Each week, Charles runs his psychotherapy practice in Totnes from Monday to Wednesday and carries out his child care consultancy on Thursday and Friday. At other times he writes and is one of the editors of the goodenoughcaringJournal an online publication which he founded in 2006.

Charles came to know of Homer Lane during his teacher training when his psychology lecturer, David Lane (no relation to the CCHN Chair) did not seem much interested in more formal academic educational psychology – touching only briefly on the likes of Jean Piaget – but was much keener for his students to consider Freud’s psychodynamic psychology and work of the educators like Homer Lane and A.S. Neill who were influenced by him.”

He wove personal details throughout his papers and talks, and I am certain a much deeper picture could be obtained in going through them. He gives a bit more detail alongside a review of “Therapeutic Communities for Children and Young People” for Free Associations:

Charles Sharpe trained and worked as teacher in both day and residential schools. He has been a manager in residential child care settings in the public, voluntary and private sectors. For the last ten years he has been a child care consultant to a variety of organisations.

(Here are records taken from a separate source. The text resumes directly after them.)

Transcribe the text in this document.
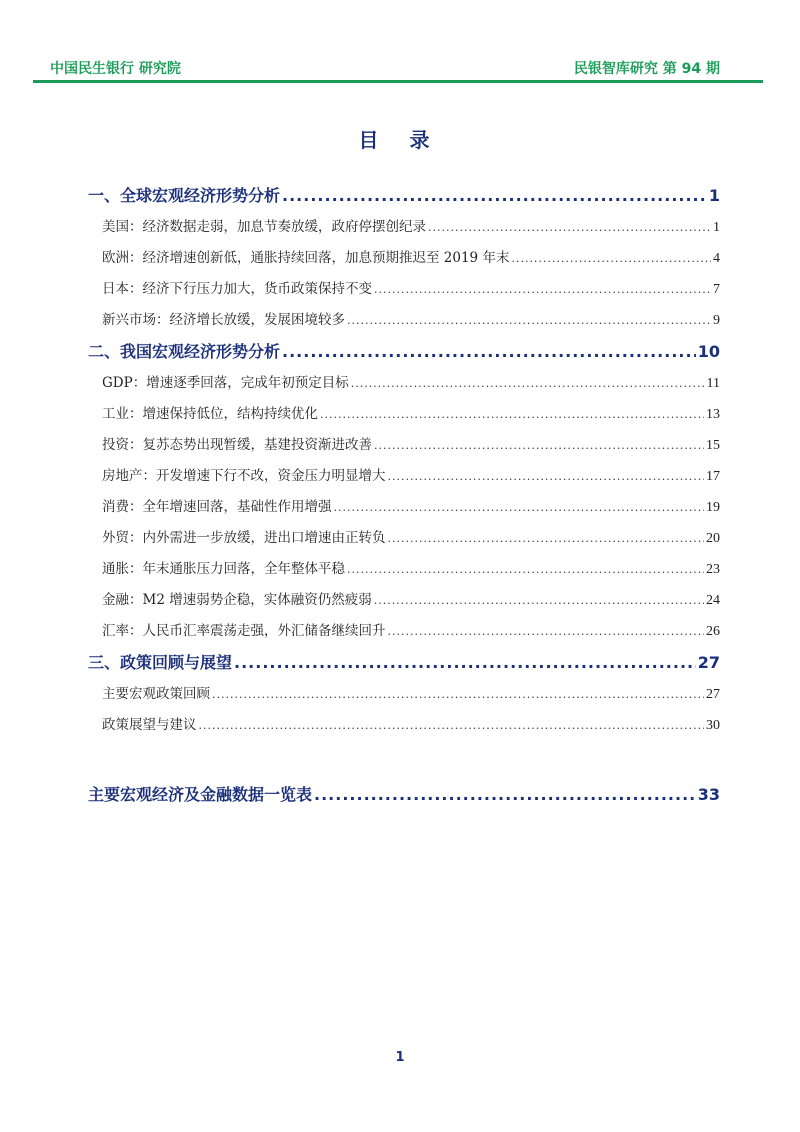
中国民生银行 研究院	民银智库研究 第 94 期
目 录
一、全球宏观经济形势分析 .....	1
美国：经济数据走弱，加息节奏放缓，政府停摆创纪录 .....	1
欧洲：经济增速创新低，通胀持续回落，加息预期推迟至 2019 年末 .....	4
日本：经济下行压力加大，货币政策保持不变 .....	7
新兴市场：经济增长放缓，发展困境较多 .....	9
二、我国宏观经济形势分析 .....	10
GDP：增速逐季回落，完成年初预定目标 .....	11
工业：增速保持低位，结构持续优化 .....	13
投资：复苏态势出现暂缓，基建投资渐进改善 .....	15
房地产：开发增速下行不改，资金压力明显增大 .....	17
消费：全年增速回落，基础性作用增强 .....	19
外贸：内外需进一步放缓，进出口增速由正转负 .....	20
通胀：年末通胀压力回落，全年整体平稳 .....	23
金融：M2 增速弱势企稳，实体融资仍然疲弱 .....	24
汇率：人民币汇率震荡走强，外汇储备继续回升 .....	26
三、政策回顾与展望 .....	27
主要宏观政策回顾 .....	27
政策展望与建议 .....	30
主要宏观经济及金融数据一览表 .....	33
1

This has involved the provision external supervision to child care managers, staff training, project development, and policy and procedure development. Until recently he was for a number of years a tutor on the Caldecott College/University of Exeter Graduate Course in Child Development and the Care of Children and Young People and before that a tutor on the Caldecott College/University of Greenwich Graduate Course in Therapeutic Child Care. He currently teaches his own course in residential child care based on psychodynamic theory and practice.

In the mid-1980s he was a student on the Advance Diploma/B.Phil course in Residential Child Care and Education at the University of Newcastle upon Tyne. At the turn of the millennium he was a student on the Psychoanalytic Studies MA at the University of Sheffield. His main research interests have been the educational experience of children in the public care, and the training of residential child care staff. He is currently training at the Westminster Pastoral Foundation with the view to becoming a psychoanalytic psychotherapist.

He also spent a great deal of time with John Cross over the last year’s of John’s life, recording and in the end putting together that book on John’s life and work. I’m not sure if that’s the last thing Charles wrote – I can’t imagine it was, although perhaps the last substantial completed work. But I wonder if he had been working on his own memoirs? I wouldn’t be surprised.